Insulin, remember, is the principal fat-building hormone of the body. Although a type 2 diabetic may be resistant to insulin-facilitated glucose transport (from blood to tissues), that resistance doesn’t diminish insulin’s capacity for fat-building. In other words, insulin can be great at making you fat even though it may be, for those with insulin resistance, inefficient at lowering your blood sugar. Since excess insulin causes insulin resistance, the more you take, the more you’ll need, and the fatter you’ll get. This is not an argument against the use of insulin; rather it supports our conclusion that high levels of dietary carbohydrate—which, in turn, require large amounts of insulin— usually make blood sugar control (and weight reduction) impossible. I have witnessed, over and over, dramatic weight loss and blood sugar improvement in people who have merely been shown how to reduce their carbohydrate intake and therefore their insulin doses. Although this is contrary to common teaching, you need only visit the reader reviews of the original edition of this book to read the similar experiences of many readers.

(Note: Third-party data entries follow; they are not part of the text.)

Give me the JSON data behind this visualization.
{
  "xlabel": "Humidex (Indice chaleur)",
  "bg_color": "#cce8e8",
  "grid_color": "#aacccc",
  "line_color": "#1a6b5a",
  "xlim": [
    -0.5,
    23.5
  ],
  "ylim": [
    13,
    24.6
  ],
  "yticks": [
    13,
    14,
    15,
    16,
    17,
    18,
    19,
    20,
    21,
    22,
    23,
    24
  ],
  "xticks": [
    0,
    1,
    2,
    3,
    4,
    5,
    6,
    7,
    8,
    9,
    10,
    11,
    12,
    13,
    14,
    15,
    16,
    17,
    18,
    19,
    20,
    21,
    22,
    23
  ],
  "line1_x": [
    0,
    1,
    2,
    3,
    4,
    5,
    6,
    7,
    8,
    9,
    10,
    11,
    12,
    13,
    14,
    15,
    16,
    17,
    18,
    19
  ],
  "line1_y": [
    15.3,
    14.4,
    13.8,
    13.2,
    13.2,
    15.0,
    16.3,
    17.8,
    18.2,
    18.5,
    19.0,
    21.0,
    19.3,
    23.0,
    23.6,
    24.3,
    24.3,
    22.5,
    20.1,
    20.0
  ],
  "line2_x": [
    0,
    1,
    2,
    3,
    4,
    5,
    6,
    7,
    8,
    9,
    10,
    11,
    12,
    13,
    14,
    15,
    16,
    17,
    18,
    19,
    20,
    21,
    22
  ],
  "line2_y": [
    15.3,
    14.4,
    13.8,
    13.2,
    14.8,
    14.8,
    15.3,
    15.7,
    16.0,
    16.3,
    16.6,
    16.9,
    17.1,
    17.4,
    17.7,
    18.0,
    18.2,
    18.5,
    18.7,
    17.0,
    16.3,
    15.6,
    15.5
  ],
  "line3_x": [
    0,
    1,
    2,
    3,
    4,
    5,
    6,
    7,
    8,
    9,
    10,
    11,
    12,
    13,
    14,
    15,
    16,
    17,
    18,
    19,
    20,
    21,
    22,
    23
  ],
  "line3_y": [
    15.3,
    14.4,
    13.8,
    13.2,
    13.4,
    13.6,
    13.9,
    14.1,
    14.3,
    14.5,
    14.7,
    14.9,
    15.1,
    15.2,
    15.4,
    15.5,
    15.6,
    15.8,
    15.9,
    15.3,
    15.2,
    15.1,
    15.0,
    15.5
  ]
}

Several oral insulin-sensitizing agents, which we will discuss in detail in Chapter 15, can also be valuable tools for facilitating weight loss. They work by making the body’s tissues more sensitive to the blood sugar–lowering effect of injected or self-made insulin. As it then takes less insulin to accomplish our goal of blood sugar normalization, you’ll have less of this fat-building hormone circulating in your body. I have patients using these medications who are not diabetic, and they work in a similar way: the body is more sensitive to insulin, so it needs to produce less, and there is, again, less of it present to build fat. One may also have less of a sense of hunger, and less loss of self-control.

Increasing Muscle Mass

The above suggests what we have been advocating all along—a low carbohydrate diet. But what do you do if this plus one of the above medications does not result in significant weight loss? Another step is muscle-building exercise (Chapter 14). This is of value in weight reduction for several reasons. Increasing lean body weight (muscle mass) upgrades insulin sensitivity, enhancing glucose transport and reducing insulin requirements for blood sugar normalization. Lower insulin levels facilitate loss of stored fat. Chemicals produced during exercise (endorphins) tend to reduce appetite, as do lower serum insulin levels. People who have seen results from exercise tend to invest more effort in looking even better (e.g., by not overeating, and perhaps exercising more). They know it can be done.